Flucht
Täglich erreichen uns neue erschütternde Bilder und Meldungen von Menschen, die teilweise unter Einsatz ihres Lebens Schutz in Europa suchen.
Nach Angaben des Flüchtlingshilfswerks UNHCR der Vereinten Nationen aus dem Jahre 2014 sind fast 17 Mio. Frauen, Männer und Kinder aus ihren Heimatländern weltweit geflohen oder auf der Flucht. Deutschland erwartet in diesem Jahr mindestens 800.000 Menschen, die einen Asylantrag stellen werden. Menschen Schutz und Zuflucht zu gewähren, die wegen Krieg, Bürgerkrieg und Verfolgung ihre Heimat verlassen müssen, ist nicht nur Teil unserer Verfassungsordnung: Für uns Sozialdemokratinnen und Sozialdemokraten ist es auch Teil unserer politischen Identität.
Europa ist für die Menschen, die kommen, das Ziel großer Hoffnungen auf eine bessere Zukunft. Sie suchen Freiheit und Sicherheit.
Deutschland kann sicher nicht über Jahre hinweg eine unbegrenzte Zahl an Flüchtlingen aufnehmen. Und wir unterschätzen auch nicht die Konflikte, die mit der hohen Zahl an Zuwandererinnen und Zuwanderern in kurzer Zeit bei uns entstehen werden. Wer Asyl für Verfolgte in großer Zahl und dauerhaft in unserem Land ermöglichen will, muss gleichzeitig auch diejenigen zur Rückkehr in ihre Heimatländer bewegen, denen keine Verfolgung, Krieg oder Bürgerkrieg droht. Allerdings sollten uns auch dabei Humanität und Verständnis leiten.
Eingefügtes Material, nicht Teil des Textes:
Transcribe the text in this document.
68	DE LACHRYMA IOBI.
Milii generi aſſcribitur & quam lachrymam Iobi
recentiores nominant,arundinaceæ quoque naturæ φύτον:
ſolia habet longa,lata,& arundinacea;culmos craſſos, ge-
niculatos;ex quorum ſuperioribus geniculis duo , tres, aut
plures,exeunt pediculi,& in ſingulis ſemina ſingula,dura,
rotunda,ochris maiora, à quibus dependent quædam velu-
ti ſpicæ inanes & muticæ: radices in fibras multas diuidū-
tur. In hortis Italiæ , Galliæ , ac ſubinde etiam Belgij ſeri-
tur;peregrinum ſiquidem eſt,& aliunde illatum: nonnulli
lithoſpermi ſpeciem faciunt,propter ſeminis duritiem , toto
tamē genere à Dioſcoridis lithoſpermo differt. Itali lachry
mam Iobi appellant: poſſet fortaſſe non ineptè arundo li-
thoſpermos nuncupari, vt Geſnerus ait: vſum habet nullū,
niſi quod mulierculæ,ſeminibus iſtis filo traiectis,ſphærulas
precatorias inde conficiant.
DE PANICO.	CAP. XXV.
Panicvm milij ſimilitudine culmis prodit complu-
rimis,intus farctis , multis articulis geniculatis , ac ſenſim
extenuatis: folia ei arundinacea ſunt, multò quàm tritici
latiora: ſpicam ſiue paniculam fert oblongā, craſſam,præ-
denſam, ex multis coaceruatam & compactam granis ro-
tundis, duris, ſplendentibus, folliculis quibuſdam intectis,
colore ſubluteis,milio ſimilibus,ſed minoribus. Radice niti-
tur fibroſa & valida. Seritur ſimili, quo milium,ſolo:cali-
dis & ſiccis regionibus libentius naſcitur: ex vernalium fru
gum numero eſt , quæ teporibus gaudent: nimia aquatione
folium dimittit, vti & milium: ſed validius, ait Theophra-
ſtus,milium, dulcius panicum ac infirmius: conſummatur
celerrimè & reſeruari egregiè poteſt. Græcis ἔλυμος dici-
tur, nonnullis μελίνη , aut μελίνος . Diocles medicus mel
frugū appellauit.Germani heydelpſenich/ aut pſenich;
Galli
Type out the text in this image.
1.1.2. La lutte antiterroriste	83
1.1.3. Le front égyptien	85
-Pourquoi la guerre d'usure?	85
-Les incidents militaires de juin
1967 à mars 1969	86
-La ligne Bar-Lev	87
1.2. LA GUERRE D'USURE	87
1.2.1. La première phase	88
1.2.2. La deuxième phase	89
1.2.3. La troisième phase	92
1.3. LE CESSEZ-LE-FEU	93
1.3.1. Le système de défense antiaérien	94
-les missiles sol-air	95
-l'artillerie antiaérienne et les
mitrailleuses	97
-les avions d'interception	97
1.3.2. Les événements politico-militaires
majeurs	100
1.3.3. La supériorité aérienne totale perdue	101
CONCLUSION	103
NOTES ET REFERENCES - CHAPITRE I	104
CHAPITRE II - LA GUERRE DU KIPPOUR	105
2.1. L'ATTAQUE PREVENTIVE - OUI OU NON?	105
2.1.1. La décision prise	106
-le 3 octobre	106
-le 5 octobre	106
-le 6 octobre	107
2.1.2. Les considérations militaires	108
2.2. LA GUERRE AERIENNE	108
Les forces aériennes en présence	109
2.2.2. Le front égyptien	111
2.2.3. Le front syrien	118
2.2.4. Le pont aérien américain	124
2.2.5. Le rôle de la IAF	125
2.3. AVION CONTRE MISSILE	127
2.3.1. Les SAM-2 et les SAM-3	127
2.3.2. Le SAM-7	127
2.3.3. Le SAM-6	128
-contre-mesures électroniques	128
Denn wer von uns würde sich nicht auch auf den Weg machen, um seinen Kindern eine bessere Zukunft zu ermöglichen, wenn wir in so hoffnungslosen Lebensumständen leben müssten, wie viele Angehörige der Roma in manchen Staaten Südosteuropas? Der verächtliche Hinweis, dies seien doch „nur Wirtschaftsflüchtlinge“, ist fehl am Platz.
In unserem Land und in Europa wird jetzt über den richtigen Umgang mit dieser großen Herausforderung gerungen. Wenn dabei der Ruf nach Abschottung und Abschreckung immer lauter wird, dann muss es uns Sozialdemokratinnen und Sozialdemokraten um die Besinnung auf genau diese Grundwerte gehen, auf die so viele Menschen in Not bauen, wenn sie auf Europa blicken.
Wahr ist:
- Zuerst müssen wir eine menschliche und sichere Aufnahme für alle Flüchtlinge in Deutschland schaffen. Ganz egal, ob jemand später Asyl bekommt oder nicht: Jeder Mensch, der zu uns kommt, braucht eine angemessene Unterbringung und Versorgung. In einem der reichsten Länder der Erde darf es keine fehlende medizinische Versorgung und keine dauerhaften Behelfsunterkünfte geben.
- Kaum etwas ist nach der Erstaufnahme der Flüchtlinge so wichtig, wie eine schnelle Entscheidung über den Aufenthaltsstatus der Menschen. Einige Herkunftsländer (wie z.B. Syrien) führen nahezu sicher zur Anerkennung im Asylverfahren. Andere Herkunftsländer ebenso sicher zur Ablehnung. Wenn beide Gruppen monate- und manchmal jahrelang auf ihre Bescheide warten müssen, dann stimmt in unserem System etwas nicht.
- Der wichtigste Ort sowohl für die Integration der Flüchtlinge als auch für den Zusammenhalt unserer Gesellschaft sind die Städte und Gemeinden – sie brauchen sofortige Hilfe! Unsere Kommunen, Mitarbeiterinnen und Mitarbeiter in den Verwaltungen genauso wie viele ehrenamtlich aktive Menschen leisten ungeheuer viel und sie können vor Ort vieles besser als Länder und Bund es könnten. Aber ihre Integrationsaufgaben – Kitas und Schulen erweitern, Wohnungen bauen, soziale und kulturelle Angebote entwickeln und ihre Stadtgesellschaften für die Zuwandererinnen und Zuwanderer öffnen – können sie kaum mehr leisten, wenn sie alle finanzielle Kraft für die Kosten der Unterbringung und Versorgung der Flüchtlinge einsetzen müssen. Der Bund muss deshalb die Kommunen von den Kosten der Flüchtlingsaufnahme umfassend, dauerhaft und strukturell entlasten.